Marion was still quite active when Harry died at the beginning of 2009. A fall in her 94th year resulted in a half-hip operation to repair the damage. A general anaesthetic was ruled out because of the patient's age, and she was able to enjoy the cheerful chatter of the surgical team as well as the necessary hammering and banging noises. Heart problems were detected during Marion's stay in hospital and she arrived home with a pacemaker fitted. She was able to spend her remaining three years in her own home; now reduced to the original half of the pair of semis.
   She was helped by a stair-lift (which gave her access to the whole house), equipment provided by Stockport council's excellent social care department, the professional carers who arrived each morning to help her to wash and get dressed and have a chat with her, and the good offices of the local district nurses. She also had her "staff" of one, who took care of housework (apart from the washing up, which Marion insisted was her contribution), shopping, cooking (Marion was particularly fond of minipizza on a chiabata base [her invention] and orange jelly made with a tin of manadrin oranges from Aldi) and providing copies of the Daily Mail, the Sunday Telegraph and the Sunday Post.

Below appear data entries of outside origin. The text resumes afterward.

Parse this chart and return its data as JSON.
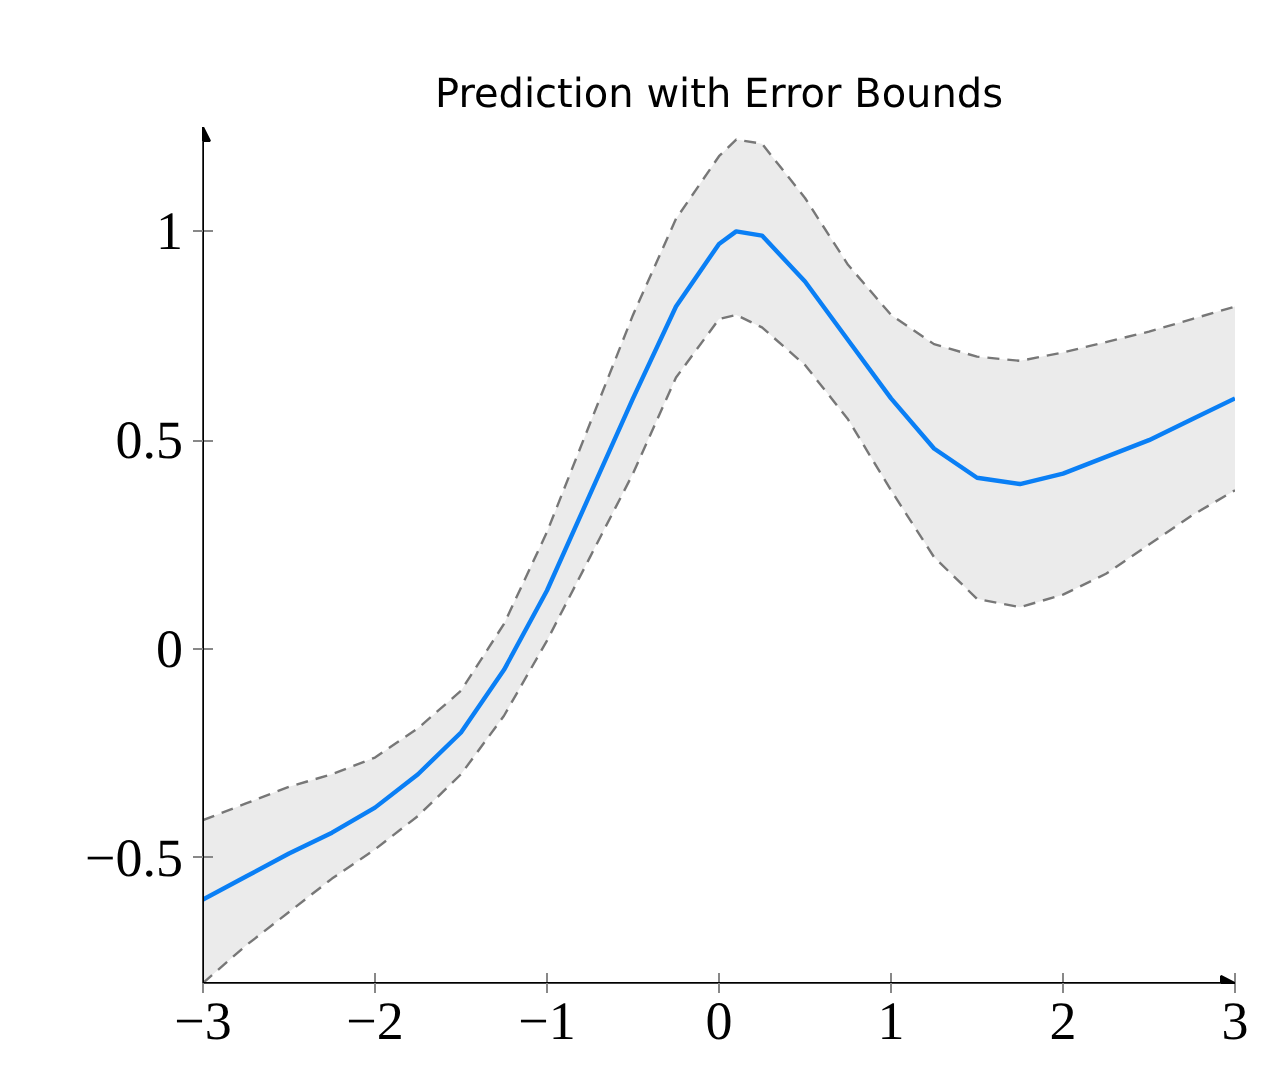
{
  "chart_data": {
    "type": "line",
    "title": "Prediction with Error Bounds",
    "x": [
      -3,
      -2.75,
      -2.5,
      -2.25,
      -2,
      -1.75,
      -1.5,
      -1.25,
      -1,
      -0.75,
      -0.5,
      -0.25,
      0,
      0.1,
      0.25,
      0.5,
      0.75,
      1,
      1.25,
      1.5,
      1.75,
      2,
      2.25,
      2.5,
      2.75,
      3
    ],
    "series": [
      {
        "color": "#0a7ff5",
        "values": [
          -0.6,
          -0.545,
          -0.49,
          -0.44,
          -0.38,
          -0.3,
          -0.2,
          -0.05,
          0.14,
          0.37,
          0.6,
          0.82,
          0.97,
          1.0,
          0.99,
          0.88,
          0.74,
          0.6,
          0.48,
          0.41,
          0.395,
          0.42,
          0.46,
          0.5,
          0.55,
          0.6
        ],
        "upper": [
          -0.41,
          -0.37,
          -0.33,
          -0.3,
          -0.26,
          -0.19,
          -0.1,
          0.06,
          0.28,
          0.54,
          0.8,
          1.03,
          1.18,
          1.22,
          1.21,
          1.08,
          0.92,
          0.8,
          0.73,
          0.7,
          0.69,
          0.71,
          0.735,
          0.76,
          0.79,
          0.82
        ],
        "lower": [
          -0.8,
          -0.71,
          -0.63,
          -0.55,
          -0.48,
          -0.4,
          -0.3,
          -0.16,
          0.02,
          0.22,
          0.42,
          0.65,
          0.79,
          0.8,
          0.77,
          0.68,
          0.55,
          0.38,
          0.22,
          0.12,
          0.1,
          0.13,
          0.18,
          0.25,
          0.32,
          0.38
        ]
      },
      {
        "color": "#777777",
        "line_style": "dashed",
        "values": [
          -0.41,
          -0.37,
          -0.33,
          -0.3,
          -0.26,
          -0.19,
          -0.1,
          0.06,
          0.28,
          0.54,
          0.8,
          1.03,
          1.18,
          1.22,
          1.21,
          1.08,
          0.92,
          0.8,
          0.73,
          0.7,
          0.69,
          0.71,
          0.735,
          0.76,
          0.79,
          0.82
        ]
      },
      {
        "color": "#777777",
        "line_style": "dashed",
        "values": [
          -0.8,
          -0.71,
          -0.63,
          -0.55,
          -0.48,
          -0.4,
          -0.3,
          -0.16,
          0.02,
          0.22,
          0.42,
          0.65,
          0.79,
          0.8,
          0.77,
          0.68,
          0.55,
          0.38,
          0.22,
          0.12,
          0.1,
          0.13,
          0.18,
          0.25,
          0.32,
          0.38
        ]
      }
    ],
    "xlim": [
      -3,
      3
    ],
    "ylim": [
      -0.8,
      1.25
    ],
    "xticks": [
      {
        "value": -3,
        "label": "−3"
      },
      {
        "value": -2,
        "label": "−2"
      },
      {
        "value": -1,
        "label": "−1"
      },
      0,
      1,
      2,
      3
    ],
    "yticks": [
      {
        "value": -0.5,
        "label": "−0.5"
      },
      0,
      0.5,
      1
    ],
    "grid": false,
    "marker": "none",
    "line_style": "solid"
  }
}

   Marion remained in charge of remembering when it was time to buy cards for family birthdays and a keen crossword puzzle solver. She was a fan of the cartoonists Matt (Sunday Telegraph) and Pugh (Daily Mail), but her first destination in the Daily Mail, on relevant days, was always the Peterborough column to find out if the "staff" had made a contribution to it. Shortly after her death at the age of 96, the "staff" set a new world record by appearing in Peterborough on consecutive days (in different sections).